Petani Medaeng Resah Kenaikan Sewa Lahan hingga Rp 1 Juta per Panen

Kasun: tidak ada uang sewa hanya bayar retribusi

Berita151 Dilihat
banner 468x60

Sidoarjo – Para petani di Dusun Medaeng, Desa Medaeng, Kecamatan Waru, Sidoarjo, tengah dilanda keresahan akibat adanya wacana kenaikan harga sewa lahan pertanian yang sudah mereka garap selama puluhan tahun.

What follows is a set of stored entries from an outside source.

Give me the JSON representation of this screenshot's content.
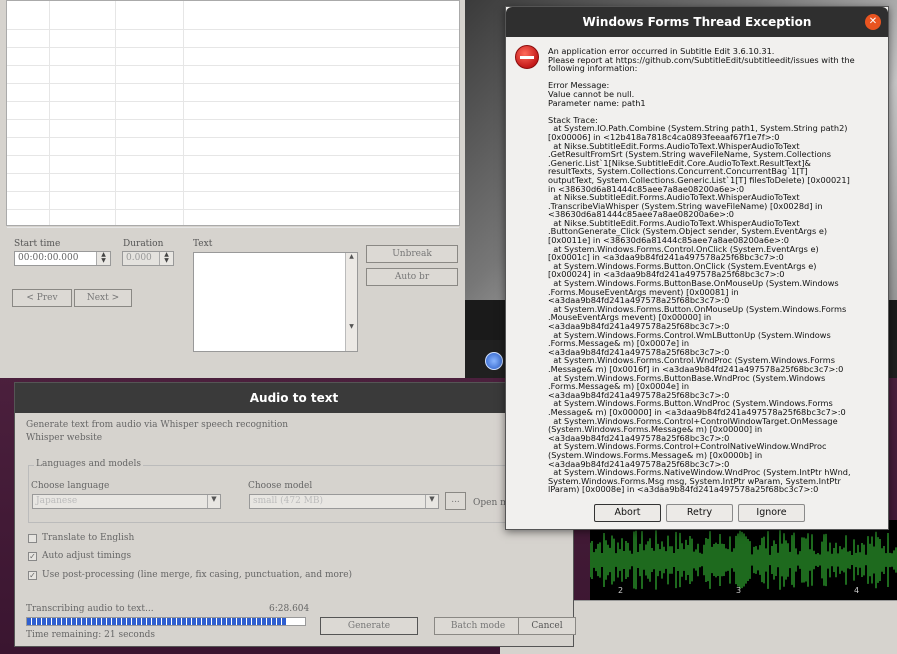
{
  "main_window": {
    "start_time_label": "Start time",
    "start_time_value": "00:00:00.000",
    "duration_label": "Duration",
    "duration_value": "0.000",
    "text_label": "Text",
    "unbreak_label": "Unbreak",
    "auto_br_label": "Auto br",
    "prev_label": "< Prev",
    "next_label": "Next >"
  },
  "audio_to_text": {
    "title": "Audio to text",
    "description": "Generate text from audio via Whisper speech recognition",
    "whisper_link": "Whisper website",
    "group_label": "Languages and models",
    "choose_language_label": "Choose language",
    "language_value": "Japanese",
    "choose_model_label": "Choose model",
    "model_value": "small (472 MB)",
    "browse_label": "...",
    "open_models_label": "Open m",
    "translate_label": "Translate to English",
    "translate_checked": false,
    "auto_adjust_label": "Auto adjust timings",
    "auto_adjust_checked": true,
    "post_processing_label": "Use post-processing (line merge, fix casing, punctuation, and more)",
    "post_processing_checked": true,
    "progress_label": "Transcribing audio to text...",
    "progress_time": "6:28.604",
    "progress_fraction": 0.93,
    "remaining_label": "Time remaining: 21 seconds",
    "generate_label": "Generate",
    "batch_label": "Batch mode",
    "cancel_label": "Cancel"
  },
  "exception_dialog": {
    "title": "Windows Forms Thread Exception",
    "close_icon": "close-icon",
    "error_icon": "error-icon",
    "message": "An application error occurred in Subtitle Edit 3.6.10.31.\nPlease report at https://github.com/SubtitleEdit/subtitleedit/issues with the\nfollowing information:\n\nError Message:\nValue cannot be null.\nParameter name: path1\n\nStack Trace:\n  at System.IO.Path.Combine (System.String path1, System.String path2)\n[0x00006] in <12b418a7818c4ca0893feeaaf67f1e7f>:0\n  at Nikse.SubtitleEdit.Forms.AudioToText.WhisperAudioToText\n.GetResultFromSrt (System.String waveFileName, System.Collections\n.Generic.List`1[Nikse.SubtitleEdit.Core.AudioToText.ResultText]&\nresultTexts, System.Collections.Concurrent.ConcurrentBag`1[T]\noutputText, System.Collections.Generic.List`1[T] filesToDelete) [0x00021]\nin <38630d6a81444c85aee7a8ae08200a6e>:0\n  at Nikse.SubtitleEdit.Forms.AudioToText.WhisperAudioToText\n.TranscribeViaWhisper (System.String waveFileName) [0x0028d] in\n<38630d6a81444c85aee7a8ae08200a6e>:0\n  at Nikse.SubtitleEdit.Forms.AudioToText.WhisperAudioToText\n.ButtonGenerate_Click (System.Object sender, System.EventArgs e)\n[0x0011e] in <38630d6a81444c85aee7a8ae08200a6e>:0\n  at System.Windows.Forms.Control.OnClick (System.EventArgs e)\n[0x0001c] in <a3daa9b84fd241a497578a25f68bc3c7>:0\n  at System.Windows.Forms.Button.OnClick (System.EventArgs e)\n[0x00024] in <a3daa9b84fd241a497578a25f68bc3c7>:0\n  at System.Windows.Forms.ButtonBase.OnMouseUp (System.Windows\n.Forms.MouseEventArgs mevent) [0x00081] in\n<a3daa9b84fd241a497578a25f68bc3c7>:0\n  at System.Windows.Forms.Button.OnMouseUp (System.Windows.Forms\n.MouseEventArgs mevent) [0x00000] in\n<a3daa9b84fd241a497578a25f68bc3c7>:0\n  at System.Windows.Forms.Control.WmLButtonUp (System.Windows\n.Forms.Message& m) [0x0007e] in\n<a3daa9b84fd241a497578a25f68bc3c7>:0\n  at System.Windows.Forms.Control.WndProc (System.Windows.Forms\n.Message& m) [0x0016f] in <a3daa9b84fd241a497578a25f68bc3c7>:0\n  at System.Windows.Forms.ButtonBase.WndProc (System.Windows\n.Forms.Message& m) [0x0004e] in\n<a3daa9b84fd241a497578a25f68bc3c7>:0\n  at System.Windows.Forms.Button.WndProc (System.Windows.Forms\n.Message& m) [0x00000] in <a3daa9b84fd241a497578a25f68bc3c7>:0\n  at System.Windows.Forms.Control+ControlWindowTarget.OnMessage\n(System.Windows.Forms.Message& m) [0x00000] in\n<a3daa9b84fd241a497578a25f68bc3c7>:0\n  at System.Windows.Forms.Control+ControlNativeWindow.WndProc\n(System.Windows.Forms.Message& m) [0x0000b] in\n<a3daa9b84fd241a497578a25f68bc3c7>:0\n  at System.Windows.Forms.NativeWindow.WndProc (System.IntPtr hWnd,\nSystem.Windows.Forms.Msg msg, System.IntPtr wParam, System.IntPtr\nlParam) [0x0008e] in <a3daa9b84fd241a497578a25f68bc3c7>:0",
    "abort_label": "Abort",
    "retry_label": "Retry",
    "ignore_label": "Ignore"
  },
  "waveform": {
    "tick_labels": [
      "2",
      "3",
      "4"
    ]
  },
  "colors": {
    "accent_close": "#e95420",
    "progress_fill": "#2f5fd0",
    "waveform_green": "#3bd43b"
  }
}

Sebelumnya, harga sewa lahan hanya berkisar antara Rp 400 ribu hingga Rp 600 ribu per panen, namun kini muncul kabar bahwa harga sewa tersebut akan dinaikkan menjadi Rp 1 juta per panen.

Sekretaris kelompok tani, Suwarno, mengungkapkan bahwa keresahan para petani muncul setelah adanya informasi kenaikan sewa lahan pertanian di wilayah tersebut.

“Untuk lahan Alam Stil, Sidoarjo Bangkit, Langgeng Makmur, dan Tanah Kas Desa, biasanya hanya sekitar Rp 300 ribu sampai Rp 600 ribu setiap panen. Tapi sekarang muncul wacana naik jadi Rp 1 juta per panen, yang dikoordinir oleh Abdul Zuhri, mantan kepala desa,” ujar Suwarno, Kamis (16/10).

Ia menambahkan, sudah ada lima orang petani yang membayar langsung kepada Abdul Zuhri melalui Kasun Kuswandi. “Anggota kelompok Tani Makmur Medaeng ada 32 orang. Sebagian sudah bayar dengan nominal bervariasi,” tambahnya.

Terkait persoal tersebut, Kasun Desa Medaeng, Kuswandi menjelaskan, bahwa terkiat adanya kenaikan sewa lahan itu tidak benar dan perlu diperhatikan itu bukanlah sewa lahan melainkan hanya bayar restibusi istilahnya. Itu bervariasi dan tidak ada tekanan semuanya hasil kesepakatan.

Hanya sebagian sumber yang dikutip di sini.